Updated Calvin Resource Page

John Calvin (1509-64) was one of the most significant figures in the history of the West. He was among the major Protestant Reformers in the sixteenth century. He contributed significantly to the Reformed wing of the Reformation. He was an industrious Bible commentators (50 vols). His correspondence fills volumes. He is most famous for his introductory handbook to Christian theology, the Institutes of the Christian Religion, first published in 1536 and revised continually, in Latin and French editions, until the early 1560s. He was, however, also a preacher and a pastor. Early in his ministry, when his health permitted, he preached not only twice on Sundays but several times during the week. He also taught what we would call a weekly Bible study, catechized the youth, and attended meetings with other pastors and elders. He had a controversial career in Geneva.

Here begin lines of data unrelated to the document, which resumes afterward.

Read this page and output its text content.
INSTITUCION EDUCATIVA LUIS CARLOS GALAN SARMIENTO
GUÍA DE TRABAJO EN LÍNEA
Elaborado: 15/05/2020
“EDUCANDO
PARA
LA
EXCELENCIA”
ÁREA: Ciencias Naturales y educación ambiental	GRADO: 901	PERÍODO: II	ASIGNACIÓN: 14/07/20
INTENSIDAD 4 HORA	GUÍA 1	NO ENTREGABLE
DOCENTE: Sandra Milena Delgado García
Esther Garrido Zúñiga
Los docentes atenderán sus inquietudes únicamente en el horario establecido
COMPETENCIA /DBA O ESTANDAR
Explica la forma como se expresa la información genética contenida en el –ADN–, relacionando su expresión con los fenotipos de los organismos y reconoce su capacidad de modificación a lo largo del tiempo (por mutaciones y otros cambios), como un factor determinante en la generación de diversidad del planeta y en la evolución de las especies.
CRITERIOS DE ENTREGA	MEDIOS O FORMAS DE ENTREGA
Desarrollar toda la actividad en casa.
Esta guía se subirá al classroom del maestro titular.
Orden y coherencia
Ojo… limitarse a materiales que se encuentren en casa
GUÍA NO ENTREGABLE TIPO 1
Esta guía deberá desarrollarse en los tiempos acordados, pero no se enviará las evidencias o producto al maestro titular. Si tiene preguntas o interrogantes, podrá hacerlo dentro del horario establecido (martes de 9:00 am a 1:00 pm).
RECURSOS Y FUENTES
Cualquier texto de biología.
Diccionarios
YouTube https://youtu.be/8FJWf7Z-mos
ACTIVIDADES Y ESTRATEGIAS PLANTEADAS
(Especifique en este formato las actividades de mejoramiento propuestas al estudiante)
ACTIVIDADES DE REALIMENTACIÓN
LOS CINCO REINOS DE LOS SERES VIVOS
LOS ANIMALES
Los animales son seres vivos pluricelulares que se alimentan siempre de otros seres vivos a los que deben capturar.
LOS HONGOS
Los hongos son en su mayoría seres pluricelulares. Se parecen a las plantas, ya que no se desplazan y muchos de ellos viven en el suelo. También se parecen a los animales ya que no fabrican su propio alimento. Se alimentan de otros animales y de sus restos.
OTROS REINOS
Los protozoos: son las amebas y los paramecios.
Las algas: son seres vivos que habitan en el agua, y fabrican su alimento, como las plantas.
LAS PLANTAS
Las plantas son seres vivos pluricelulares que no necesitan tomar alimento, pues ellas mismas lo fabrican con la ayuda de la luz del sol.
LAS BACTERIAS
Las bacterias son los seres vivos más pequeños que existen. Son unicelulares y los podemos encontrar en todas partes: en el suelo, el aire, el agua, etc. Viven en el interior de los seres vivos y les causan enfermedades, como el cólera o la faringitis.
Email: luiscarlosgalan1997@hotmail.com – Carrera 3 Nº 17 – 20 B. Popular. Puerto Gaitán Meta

After being compelled to stay in Geneva in 1536 by Guillaume Farel (1489-1565), he was exiled in 1538 after seeking to move control of church discipline away from the the city council and place it under the control of the pastors and elders (consistory). In 1541, however, Geneva recalled him from Strasbourg, where he happily and quietly served a French-language congregation. He spent the rest of his life and ministry in Geneva, receiving refugees from across the British Isles and Europe, preaching the law and the gospel, teaching, counseling the troubled, advising churches across Europe and the British Isles, and writing. Tragically, for many, he is only known for the Servetus affair, in which he played an important but not decisive role. In the sixteenth century it was illegal and a capital crime in Europe and the British Isles to advocate religious heresy (e.g., publicly denying the Trinity, as Servetus did and for which he was jailed before Geneva). In those cases it was the civil magistrate, in Geneva as in most other places, who prosecuted, convicted, and executed the death penalty upon heretics. The attention paid to Calvin (while ignoring all the other similar cases, in other places) over Servetus is no more than an attempt to smear his reputation, something that began in a hostile biography written during his life.